Which tools integrate with my existing agent framework?

Braintrust provides native support for over 13 frameworks including LangChain, LlamaIndex, Vercel AI SDK, OpenAI Agents SDK, and CrewAI, allowing teams to instrument agents with minimal code changes. The platform automatically captures LLM calls, tool executions, and framework-specific metadata regardless of which framework you use. For frameworks without direct SDK support, the OpenTelemetry integration converts standard OTEL spans into evaluation traces with full LLM context. The AI Proxy feature provides unified access to models from OpenAI, Anthropic, Google, AWS, and Mistral through a single API with automatic tracing.

Can I try agent evaluation without committing to paid tools?

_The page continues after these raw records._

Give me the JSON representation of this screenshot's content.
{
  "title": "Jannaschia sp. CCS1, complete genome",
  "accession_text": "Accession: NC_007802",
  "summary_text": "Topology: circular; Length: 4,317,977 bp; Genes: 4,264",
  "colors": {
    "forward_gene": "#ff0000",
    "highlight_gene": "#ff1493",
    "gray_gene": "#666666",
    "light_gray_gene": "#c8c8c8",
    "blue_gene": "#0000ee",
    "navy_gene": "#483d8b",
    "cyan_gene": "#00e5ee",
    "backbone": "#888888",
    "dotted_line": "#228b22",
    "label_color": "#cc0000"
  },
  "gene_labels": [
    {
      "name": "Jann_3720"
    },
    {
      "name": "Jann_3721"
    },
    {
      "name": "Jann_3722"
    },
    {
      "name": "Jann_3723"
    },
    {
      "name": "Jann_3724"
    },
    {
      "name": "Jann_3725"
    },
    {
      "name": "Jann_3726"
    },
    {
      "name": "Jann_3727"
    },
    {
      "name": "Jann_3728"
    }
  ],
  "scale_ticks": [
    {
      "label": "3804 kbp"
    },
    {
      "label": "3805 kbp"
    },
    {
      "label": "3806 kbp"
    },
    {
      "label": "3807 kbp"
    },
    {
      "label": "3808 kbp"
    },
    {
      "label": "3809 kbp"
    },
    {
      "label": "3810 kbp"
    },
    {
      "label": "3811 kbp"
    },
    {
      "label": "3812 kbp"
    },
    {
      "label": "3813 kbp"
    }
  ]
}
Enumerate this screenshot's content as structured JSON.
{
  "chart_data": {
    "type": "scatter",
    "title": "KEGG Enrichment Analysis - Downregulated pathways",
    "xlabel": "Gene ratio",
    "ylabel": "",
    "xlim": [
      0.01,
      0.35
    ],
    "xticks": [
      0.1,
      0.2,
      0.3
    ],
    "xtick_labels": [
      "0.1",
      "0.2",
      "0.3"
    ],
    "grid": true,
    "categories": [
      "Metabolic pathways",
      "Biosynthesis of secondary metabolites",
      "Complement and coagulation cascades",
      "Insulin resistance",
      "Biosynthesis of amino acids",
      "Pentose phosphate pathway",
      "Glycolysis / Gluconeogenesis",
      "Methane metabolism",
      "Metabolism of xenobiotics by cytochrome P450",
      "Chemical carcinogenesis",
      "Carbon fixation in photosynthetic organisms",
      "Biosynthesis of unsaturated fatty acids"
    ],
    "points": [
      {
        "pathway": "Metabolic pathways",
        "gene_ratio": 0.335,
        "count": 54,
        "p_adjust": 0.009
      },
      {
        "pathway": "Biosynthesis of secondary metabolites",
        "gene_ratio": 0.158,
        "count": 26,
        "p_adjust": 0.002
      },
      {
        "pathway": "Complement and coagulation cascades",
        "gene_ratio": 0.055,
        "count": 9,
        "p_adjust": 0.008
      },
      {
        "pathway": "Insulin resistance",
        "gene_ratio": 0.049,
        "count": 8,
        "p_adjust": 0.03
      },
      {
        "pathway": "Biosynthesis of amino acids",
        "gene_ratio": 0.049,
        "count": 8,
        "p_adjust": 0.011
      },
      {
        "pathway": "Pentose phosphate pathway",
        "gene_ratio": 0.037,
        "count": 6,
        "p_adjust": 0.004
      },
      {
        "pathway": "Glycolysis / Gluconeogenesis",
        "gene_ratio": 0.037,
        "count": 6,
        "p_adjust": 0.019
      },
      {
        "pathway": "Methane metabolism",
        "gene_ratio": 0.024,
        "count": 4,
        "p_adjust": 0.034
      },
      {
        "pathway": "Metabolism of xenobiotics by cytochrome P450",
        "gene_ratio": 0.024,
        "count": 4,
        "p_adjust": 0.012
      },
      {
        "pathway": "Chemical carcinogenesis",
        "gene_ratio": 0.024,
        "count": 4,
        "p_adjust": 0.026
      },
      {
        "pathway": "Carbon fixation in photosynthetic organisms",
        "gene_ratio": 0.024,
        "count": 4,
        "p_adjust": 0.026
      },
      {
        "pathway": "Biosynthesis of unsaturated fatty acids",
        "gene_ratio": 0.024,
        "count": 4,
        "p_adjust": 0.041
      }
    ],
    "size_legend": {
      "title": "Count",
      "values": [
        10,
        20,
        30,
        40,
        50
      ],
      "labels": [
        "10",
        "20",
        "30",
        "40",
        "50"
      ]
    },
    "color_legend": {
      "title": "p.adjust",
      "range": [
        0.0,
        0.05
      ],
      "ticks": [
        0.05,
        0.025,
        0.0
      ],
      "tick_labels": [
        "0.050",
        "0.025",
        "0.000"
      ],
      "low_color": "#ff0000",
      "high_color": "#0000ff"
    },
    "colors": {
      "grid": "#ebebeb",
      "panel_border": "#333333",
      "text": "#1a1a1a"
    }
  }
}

Braintrust offers a free tier with 1 million trace spans and 10,000 evaluation scores per month, enough to run a comprehensive evaluation on production traffic without financial commitment. This allocation lets teams instrument agents, create test suites, set up CI/CD integration, and monitor production performance while experiencing the complete feedback loop from development through deployment. The free tier includes all core features like trace viewing, custom scorers, the AI-assisted Loop tool for creating evaluations, and integration with popular frameworks, allowing teams to build their entire evaluation infrastructure and prove its value before considering an upgrade.